A British environmentalist claims that walking pollutes more than driving. Huh?! His argument was that walking burns more calories, which in the case of 95% of us are replenished by eating meat. And the production of meat, especially cattle has a carbon footprint the size of Texas (imagine really big). The math went like this:

Driving a typical UK car for 3 miles [4.8km] adds about 0.9 kg [2lb] of CO2 to the atmosphere. If you walked instead, you would use about 180 calories. You’d need about 100g of beef to replace those calories, resulting in 3.6kg of emissions, or four times as much as driving.

That’s just brilliant! Ofcourse the sensible thing for us would be to eat less meat, a sentiment shared by Ryanair’s boss, who when faced with accusations of being responsible for huge amounts of pollution said “Shoot cows instead of blaming aviation”

Organic milk is worse for the climate. Huh?! Organic dairy cows produce less milk than their relatives jacked up on hormones, but their flatulence is the same. Thus their methane emissions per liter of milk are higher. OK, but what about the fact that organic cows eat mostly grass instead of processed feeds that surely have a carbon footprint all of their own?

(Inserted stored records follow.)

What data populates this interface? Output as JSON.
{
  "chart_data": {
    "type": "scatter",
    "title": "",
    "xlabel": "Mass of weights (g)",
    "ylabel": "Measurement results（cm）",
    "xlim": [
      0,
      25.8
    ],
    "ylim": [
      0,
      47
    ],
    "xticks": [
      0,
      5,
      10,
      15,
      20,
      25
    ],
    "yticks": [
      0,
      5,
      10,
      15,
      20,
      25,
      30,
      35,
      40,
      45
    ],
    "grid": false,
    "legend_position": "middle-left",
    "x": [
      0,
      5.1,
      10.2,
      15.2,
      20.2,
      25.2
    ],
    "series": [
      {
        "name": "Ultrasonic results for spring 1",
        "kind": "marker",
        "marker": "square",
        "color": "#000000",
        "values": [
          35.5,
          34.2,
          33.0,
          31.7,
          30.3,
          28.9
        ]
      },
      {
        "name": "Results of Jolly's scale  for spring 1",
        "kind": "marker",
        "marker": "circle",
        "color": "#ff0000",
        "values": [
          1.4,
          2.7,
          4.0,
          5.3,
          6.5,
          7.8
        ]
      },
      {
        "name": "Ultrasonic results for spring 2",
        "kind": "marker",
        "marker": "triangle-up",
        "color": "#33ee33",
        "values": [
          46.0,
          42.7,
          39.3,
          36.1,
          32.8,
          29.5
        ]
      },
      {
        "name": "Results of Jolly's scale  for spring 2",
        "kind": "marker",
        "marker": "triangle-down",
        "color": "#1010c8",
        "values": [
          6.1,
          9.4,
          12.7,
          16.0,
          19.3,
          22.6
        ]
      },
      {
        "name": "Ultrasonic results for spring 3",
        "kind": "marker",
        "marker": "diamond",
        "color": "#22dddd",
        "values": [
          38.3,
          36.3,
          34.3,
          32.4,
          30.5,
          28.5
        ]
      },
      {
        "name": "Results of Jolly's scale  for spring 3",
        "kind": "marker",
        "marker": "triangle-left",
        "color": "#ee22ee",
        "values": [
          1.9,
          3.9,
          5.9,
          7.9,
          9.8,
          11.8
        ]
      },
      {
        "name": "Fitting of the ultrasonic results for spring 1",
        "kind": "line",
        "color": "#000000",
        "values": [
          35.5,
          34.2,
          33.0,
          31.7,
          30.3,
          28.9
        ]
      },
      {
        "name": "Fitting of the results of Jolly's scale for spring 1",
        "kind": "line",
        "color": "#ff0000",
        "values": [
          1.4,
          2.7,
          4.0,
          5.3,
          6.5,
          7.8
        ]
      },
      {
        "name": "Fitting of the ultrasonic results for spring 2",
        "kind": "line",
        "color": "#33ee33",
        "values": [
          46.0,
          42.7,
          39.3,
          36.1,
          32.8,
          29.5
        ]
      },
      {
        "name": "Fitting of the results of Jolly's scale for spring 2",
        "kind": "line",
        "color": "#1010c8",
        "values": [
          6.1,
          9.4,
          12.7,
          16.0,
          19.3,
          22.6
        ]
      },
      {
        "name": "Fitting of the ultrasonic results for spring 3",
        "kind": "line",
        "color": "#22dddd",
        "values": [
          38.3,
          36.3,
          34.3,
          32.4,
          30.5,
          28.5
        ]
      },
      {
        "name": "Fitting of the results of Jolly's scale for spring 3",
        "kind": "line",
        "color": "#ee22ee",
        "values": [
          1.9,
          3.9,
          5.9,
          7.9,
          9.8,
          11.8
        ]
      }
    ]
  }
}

1000hp engines are not so bad after all: Huh?! One of the racers at a recent Powerboat event in the Oslofjord was asked if he was concerned about the environmental footprint of his 600 liter/hour guzzler. He responded with a straight face that in reality all those people who came to see the race probably used lot more gas to get there, and if we wanted to seriously clean up the sport that would be the place to start. Conclusion: let’s just watch it on tv.

Home composting is bad for you-know-what: Huh?! Swedish scientists conclude most garden compost heaps contribute to global warming by releasing huge amounts of harmful methane gas. Recycling organic waste right at home should be a good thing: reducing the need for trash pickup, landfill space, and artificial fertilizer production. But it has to be done correctly with equal amounts of mixing and turning or the heap will quickly fart more than a herd of holsteins.